La contraportada del libro es significativa: «Estas conversaciones aprietan los afanes y quebrantos de un filósofo español que ha visto mucho y sabe demasiado como para contarlo todo». Si a esto añadimos que su pensamiento está sustentado en don Marcelino Menéndez Pelayo, Ortega y Gasset y Pérez Galdós, no puede ser otro que don Agapito Maestre Sánchez, catedrático, filósofo, escritor, tres licenciaturas entre las que destaca su Doctor en Filosofía con su tesis: La teoría crítica de la sociedad como reproblematización de la sociología del conocimiento, y actualmente imparte docencia en la Universidad Complutense de Madrid de Filosofía Moral.

Con este bagaje que te apabulla, he leído con miramiento su sapiencia en estas conversaciones con Jorge Casesmeiro Roger. No es para menos cuando ya en la introducción se nos avisa: «los libros de Agapito no se abren, se descorchan y embriagan», p. 11; y por si había alguna duda en la página siguiente se le denomina «miliciano de la inteligencia española». ¿Qué haces ante tanto? Solo queda un camino: enfrascarte en la lectura de los cinco capítulos ( «Sobre la razón apasionada», «Ser independiente o no ser», «Lecciones de radiovitalismo», «El fracaso de un maestro», «Memoria no es historia»). Finalmente un «Epílogo dialogado». Los muchos libros, que asciende a más de cuarenta y como estrella: Ortega y Gasset. El gran maestro, 2019.

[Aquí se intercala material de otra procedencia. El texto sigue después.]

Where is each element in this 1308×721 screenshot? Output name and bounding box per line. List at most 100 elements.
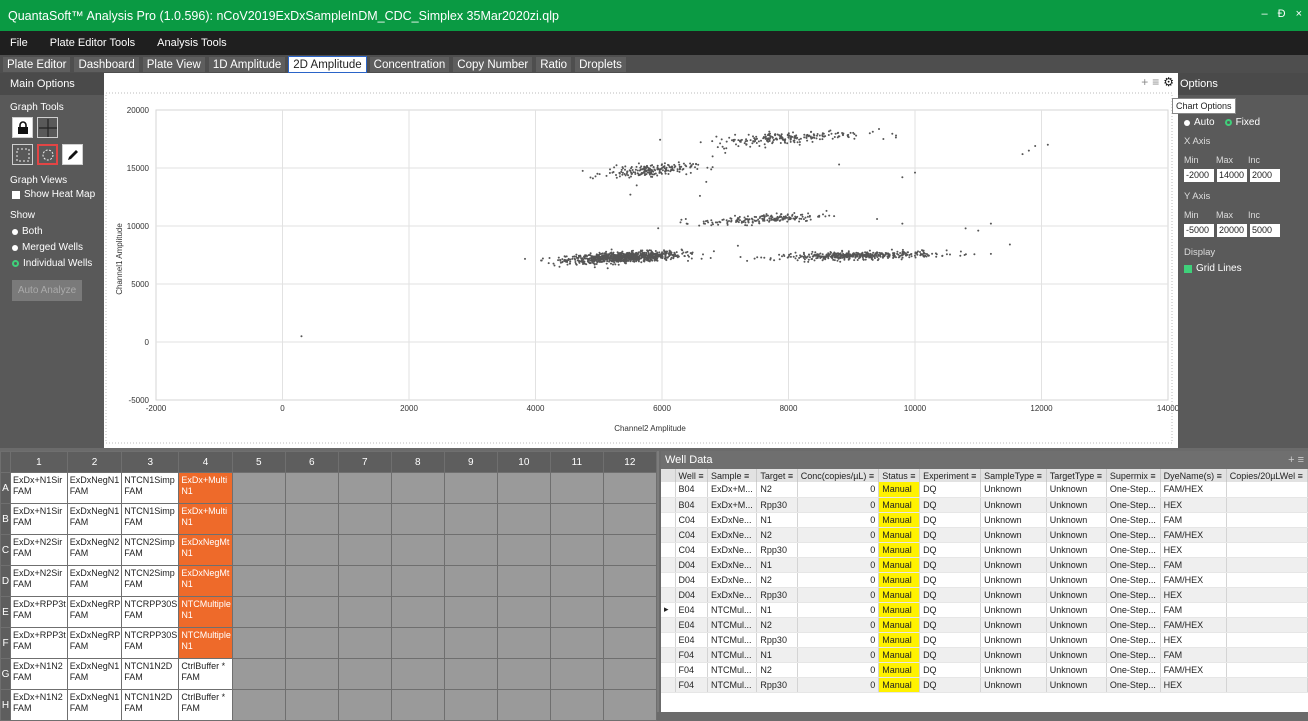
tab-copy-number[interactable]: Copy Number xyxy=(452,56,534,73)
table-row[interactable]: C04 ExDxNe... N1 0 Manual DQ Unknown Unknown One… xyxy=(661,512,1308,528)
well-data-column-header[interactable]: Sample ≡ xyxy=(707,469,758,482)
menu-file[interactable]: File xyxy=(10,37,28,49)
plate-well[interactable] xyxy=(284,658,339,690)
plate-well[interactable]: NTCRPP30S FAM xyxy=(121,627,180,659)
plate-well[interactable] xyxy=(443,534,498,566)
plate-column-header[interactable]: 5 xyxy=(231,451,286,473)
plate-well[interactable] xyxy=(231,565,286,597)
plate-well[interactable] xyxy=(496,658,551,690)
show-heat-map-checkbox[interactable]: Show Heat Map xyxy=(0,189,104,200)
well-data-column-header[interactable]: Conc(copies/µL) ≡ xyxy=(797,469,880,482)
plate-well[interactable] xyxy=(443,596,498,628)
plate-well[interactable] xyxy=(496,534,551,566)
tab-dashboard[interactable]: Dashboard xyxy=(73,56,140,73)
plate-well[interactable] xyxy=(231,534,286,566)
plate-well[interactable] xyxy=(443,658,498,690)
auto-analyze-button[interactable]: Auto Analyze xyxy=(12,280,82,301)
plate-well[interactable]: ExDx+Multi N1 xyxy=(178,472,233,504)
plate-well[interactable] xyxy=(549,565,604,597)
plate-well[interactable] xyxy=(337,658,392,690)
plate-well[interactable]: NTCMultiple N1 xyxy=(178,627,233,659)
close-button[interactable]: × xyxy=(1296,8,1302,20)
plate-column-header[interactable]: 11 xyxy=(549,451,604,473)
plate-well[interactable]: NTCN2Simp FAM xyxy=(121,565,180,597)
plate-well[interactable]: ExDxNegN1 FAM xyxy=(66,658,123,690)
table-row[interactable]: B04 ExDx+M... N2 0 Manual DQ Unknown Unknown One… xyxy=(661,482,1308,498)
plate-well[interactable]: ExDx+Multi N1 xyxy=(178,503,233,535)
plate-well[interactable] xyxy=(390,565,445,597)
radio-selected-icon[interactable] xyxy=(1224,119,1232,126)
plate-well[interactable] xyxy=(602,503,657,535)
plate-well[interactable]: ExDx+N1Sir FAM xyxy=(10,472,68,504)
table-row[interactable]: C04 ExDxNe... Rpp30 0 Manual DQ Unknown Unknown… xyxy=(661,542,1308,558)
plate-well[interactable] xyxy=(390,627,445,659)
plate-well[interactable]: NTCN2Simp FAM xyxy=(121,534,180,566)
ellipse-select-icon[interactable] xyxy=(37,144,58,165)
plate-well[interactable] xyxy=(496,503,551,535)
plate-well[interactable] xyxy=(231,627,286,659)
plate-well[interactable] xyxy=(284,689,339,721)
plate-column-header[interactable]: 3 xyxy=(121,451,180,473)
table-row[interactable]: D04 ExDxNe... N1 0 Manual DQ Unknown Unknown One… xyxy=(661,557,1308,573)
plate-well[interactable] xyxy=(231,689,286,721)
plate-well[interactable] xyxy=(284,627,339,659)
plate-well[interactable] xyxy=(602,534,657,566)
plate-well[interactable]: ExDx+N1N2 FAM xyxy=(10,689,68,721)
x-min-input[interactable]: -2000 xyxy=(1184,169,1214,182)
plate-well[interactable] xyxy=(549,658,604,690)
plate-well[interactable] xyxy=(390,689,445,721)
x-max-input[interactable]: 14000 xyxy=(1217,169,1247,182)
plate-well[interactable] xyxy=(602,689,657,721)
well-data-column-header[interactable]: SampleType ≡ xyxy=(980,469,1047,482)
plate-well[interactable] xyxy=(284,534,339,566)
tab-concentration[interactable]: Concentration xyxy=(368,56,451,73)
tab-droplets[interactable]: Droplets xyxy=(574,56,627,73)
plate-well[interactable] xyxy=(337,503,392,535)
plate-well[interactable] xyxy=(284,596,339,628)
plate-column-header[interactable]: 2 xyxy=(66,451,123,473)
plate-well[interactable]: CtrlBuffer * FAM xyxy=(178,689,233,721)
plate-well[interactable] xyxy=(337,627,392,659)
plate-well[interactable] xyxy=(231,472,286,504)
radio-icon[interactable] xyxy=(1184,119,1190,126)
x-inc-input[interactable]: 2000 xyxy=(1250,169,1280,182)
plate-well[interactable] xyxy=(496,689,551,721)
plate-well[interactable] xyxy=(390,472,445,504)
plate-row-header[interactable]: G xyxy=(0,658,11,690)
pencil-icon[interactable] xyxy=(62,144,83,165)
plate-well[interactable] xyxy=(549,596,604,628)
table-row[interactable]: F04 NTCMul... N2 0 Manual DQ Unknown Unknown One… xyxy=(661,662,1308,678)
plate-well[interactable]: ExDx+RPP3t FAM xyxy=(10,627,68,659)
table-row[interactable]: F04 NTCMul... N1 0 Manual DQ Unknown Unknown One… xyxy=(661,647,1308,663)
plate-well[interactable]: ExDx+N2Sir FAM xyxy=(10,565,68,597)
table-row[interactable]: E04 NTCMul... N2 0 Manual DQ Unknown Unknown One… xyxy=(661,617,1308,633)
plate-well[interactable]: ExDx+N1Sir FAM xyxy=(10,503,68,535)
plate-column-header[interactable]: 1 xyxy=(10,451,68,473)
plate-row-header[interactable]: E xyxy=(0,596,11,628)
plate-well[interactable] xyxy=(337,596,392,628)
plate-well[interactable]: NTCN1Simp FAM xyxy=(121,472,180,504)
rectangle-select-icon[interactable] xyxy=(12,144,33,165)
tab-plate-view[interactable]: Plate View xyxy=(141,56,206,73)
well-data-column-header[interactable]: Experiment ≡ xyxy=(919,469,982,482)
plate-well[interactable] xyxy=(602,596,657,628)
plate-row-header[interactable]: C xyxy=(0,534,11,566)
plate-well[interactable]: NTCMultiple N1 xyxy=(178,596,233,628)
tab-2d-amplitude[interactable]: 2D Amplitude xyxy=(288,56,367,73)
plate-well[interactable] xyxy=(284,503,339,535)
well-data-column-header[interactable]: Target ≡ xyxy=(756,469,798,482)
grid-lines-checkbox[interactable]: Grid Lines xyxy=(1178,263,1308,274)
plate-well[interactable]: NTCRPP30S FAM xyxy=(121,596,180,628)
menu-icon[interactable]: ≡ xyxy=(1152,75,1159,89)
y-inc-input[interactable]: 5000 xyxy=(1250,224,1280,237)
add-icon[interactable]: + xyxy=(1141,75,1148,89)
well-data-column-header[interactable]: Supermix ≡ xyxy=(1106,469,1161,482)
plate-well[interactable] xyxy=(602,565,657,597)
table-row[interactable]: F04 NTCMul... Rpp30 0 Manual DQ Unknown Unknown… xyxy=(661,677,1308,693)
plate-well[interactable] xyxy=(284,565,339,597)
plate-well[interactable] xyxy=(337,565,392,597)
plate-well[interactable] xyxy=(549,472,604,504)
plate-well[interactable]: ExDxNegN2 FAM xyxy=(66,565,123,597)
plate-well[interactable] xyxy=(443,503,498,535)
plate-well[interactable]: ExDxNegN1 FAM xyxy=(66,689,123,721)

Antes de comenzar la lectura de su faro, como es El gran Maestro, conviene leer la contraportada del ensayo; el comienzo es nítido: «Este libro nos sitúa ante una alternativa ineludible: o reconocemos que Ortega ha superado fórmulas filosóficas, intelectuales y políticas inservibles para construir una nación democrática o, por el contrario, seguimos instalados en la ideología que lo convierte en un pensador sospechoso de haber caído en todos los males del progresismo o del conservadurismo». Los tres apartados en que se configura el ensayo es una prueba lúcida de por qué su título. Solo resta, leerlo; pero antes Razón en vena para poder entender su magisterio, su simiente.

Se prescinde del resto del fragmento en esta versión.